- Education: Electrical Engineering, University of São Paulo (BSc & MSc) Electrical Engineering, Stanford University (PhD)
- Known for: Research in electrical engineering
- Scientific career
- Workplaces: UCLA (distinguished professor and former chair of electrical engineering), IEEE (President of the IEEE Signal Processing Society), EPFL (dean of engineering)
- Thesis: Displacement structure in signal processing and mathematics (1992)
- Doctoral advisor: Thomas Kailath

= Ali H. Sayed =

Brazilian electrical engineer

Ali Hussein Sayed (born São Paulo, Brazil, to parents of Lebanese descent) is the dean of engineering at EPFL (École polytechnique fédérale de Lausanne), where he teaches and conducts research on Adaptation (Signal Processes), Learning, Statistical Signal Processing, and Signal Processing for Communications. He is the Director of the EPFL Adaptive Systems Laboratory.
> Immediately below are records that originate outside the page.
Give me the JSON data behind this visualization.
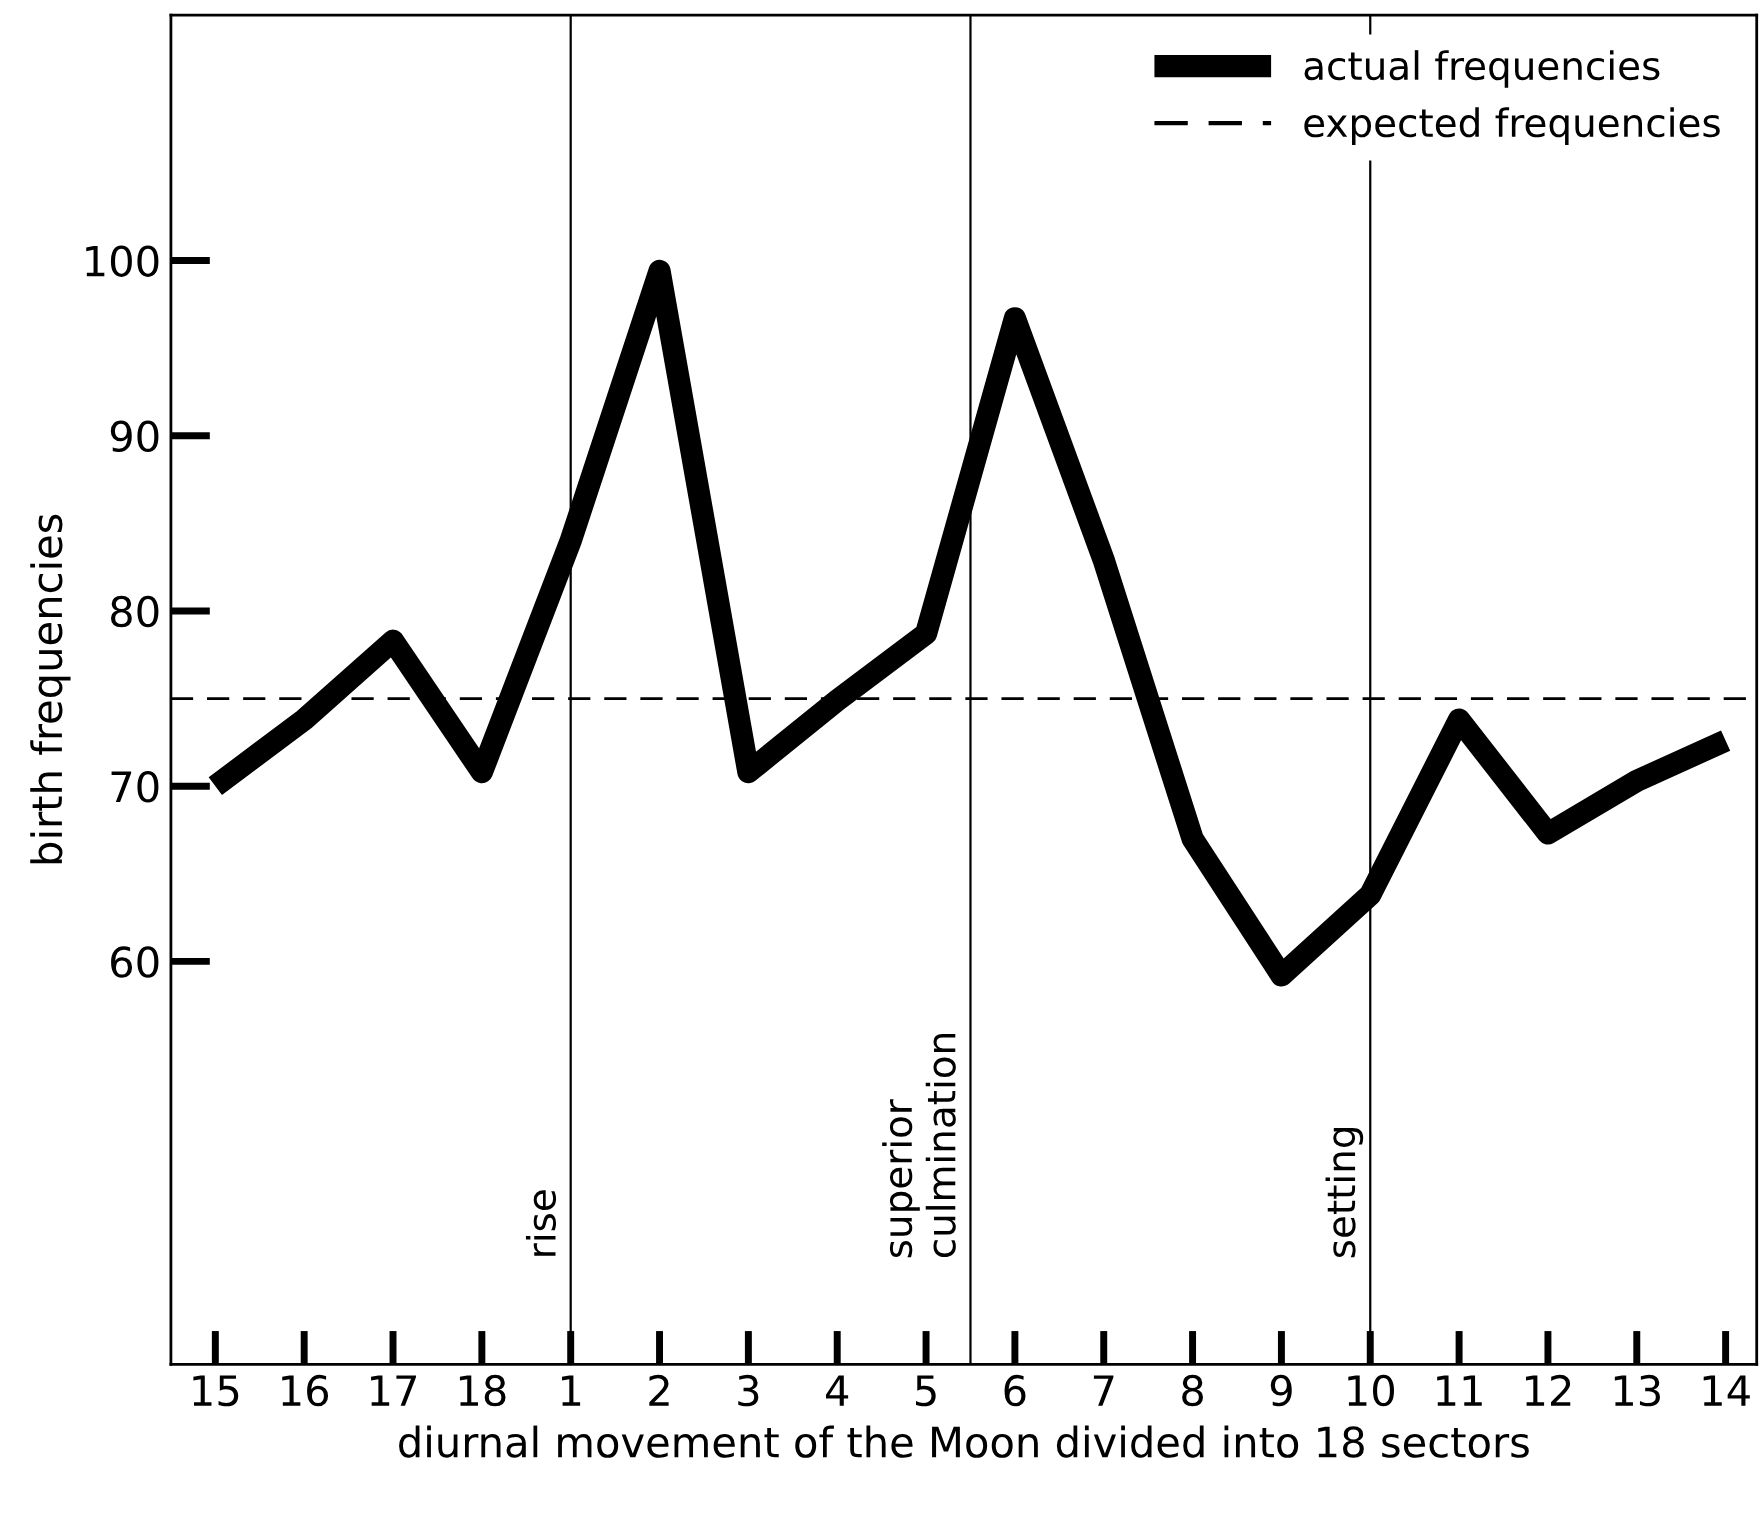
{
  "chart_data": {
    "type": "line",
    "xlabel": "diurnal movement of the Moon divided into 18 sectors",
    "ylabel": "birth frequencies",
    "categories": [
      "15",
      "16",
      "17",
      "18",
      "1",
      "2",
      "3",
      "4",
      "5",
      "6",
      "7",
      "8",
      "9",
      "10",
      "11",
      "12",
      "13",
      "14"
    ],
    "series": [
      {
        "name": "actual frequencies",
        "color": "#000000",
        "values": [
          70.0,
          73.8,
          78.3,
          70.8,
          84.0,
          99.4,
          70.8,
          74.9,
          78.7,
          96.7,
          82.9,
          67.0,
          59.2,
          63.8,
          73.8,
          67.3,
          70.3,
          72.6
        ]
      }
    ],
    "ylim": [
      37,
      114
    ],
    "yticks": [
      60,
      70,
      80,
      90,
      100
    ],
    "ref_lines": [
      {
        "axis": "y",
        "value": 75.0,
        "label": "expected frequencies",
        "line_style": "dashed",
        "color": "#000000"
      },
      {
        "axis": "x",
        "value": "1",
        "label": "rise",
        "color": "#000000"
      },
      {
        "axis": "x",
        "value": "10",
        "label": "setting",
        "color": "#000000"
      }
    ],
    "annotations": [
      "superior\nculmination"
    ],
    "grid": false,
    "legend": "top right",
    "line_style": "solid",
    "marker": "none"
  }
}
He has authored several books on estimation and filtering theories, including the textbook Adaptive Filters, published by Wiley & Sons in 2008.
Professor Sayed received the degrees of Engineer and Master of Science in Electrical Engineering from the University of São Paulo, Brazil, in 1987 and 1989, respectively, and the Doctor of Philosophy degree in electrical engineering from Stanford University in 1992.

==Awards and honors==
- Sayed was elected a member of the National Academy of Engineering in 2018 for contributions to the theory and applications of adaptive signal processing.
- Frederick Emmons Terman Award from the American Society for Engineering Education (2005).
- Distinguished Lecturer of the IEEE Signal Processing Society (2005).
- Kuwait Prize in Basic Sciences from the Kuwait Foundation for the Advancement of Sciences (2003).
- Fellow of the Institute of Electrical and Electronics Engineers (2001) for contributions to adaptive filtering and estimation algorithms.

His papers have received several awards:
- 2005 Co-author for "Young Author Best Paper Award" of Waleed M. Younis from the IEEE Signal Processing Society (together with Naofal Al-Dhahir).
- 2002 "Best Paper Award" from the IEEE Signal Processing Society.
- 1996 IEEE Donald G. Fink Prize Paper Award (together with Thomas Kailath).
He served as Editor-in-Chief of the IEEE Transactions on Signal Processing (2003–2005) and the EURASIP Journal on Advances in Signal Processing (2006–2007).

==Books==
- Ali H. Sayed, Adaptive Filters, Wiley, NJ, 2008 (ISBN 978-0-470-25388-5).
- Ali H. Sayed, Fundamentals of Adaptive Filtering, Wiley, NJ, 2003 (ISBN 0-471-46126-1).
- Thomas Kailath, Ali H. Sayed, and Babak Hassibi, Linear Estimation, Prentice-Hall, NJ, 2000 (ISBN 978-0-13-022464-4).
- Thomas Kailath and Ali H. Sayed, editors, Fast Reliable Algorithms for Matrices with Structure, Society for Industrial & Applied Mathematics (SIAM), PA, 1999 (ISBN 0-89871-431-1).
- Babak Hassibi, Ali H. Sayed, and Thomas Kailath, Indefinite Quadratic Estimation and Control: A Unified Approach to H^{2} and H^{∞} Theories, Society for Industrial & Applied Mathematics (SIAM), PA, 1999 (ISBN 978-0-89871-411-1).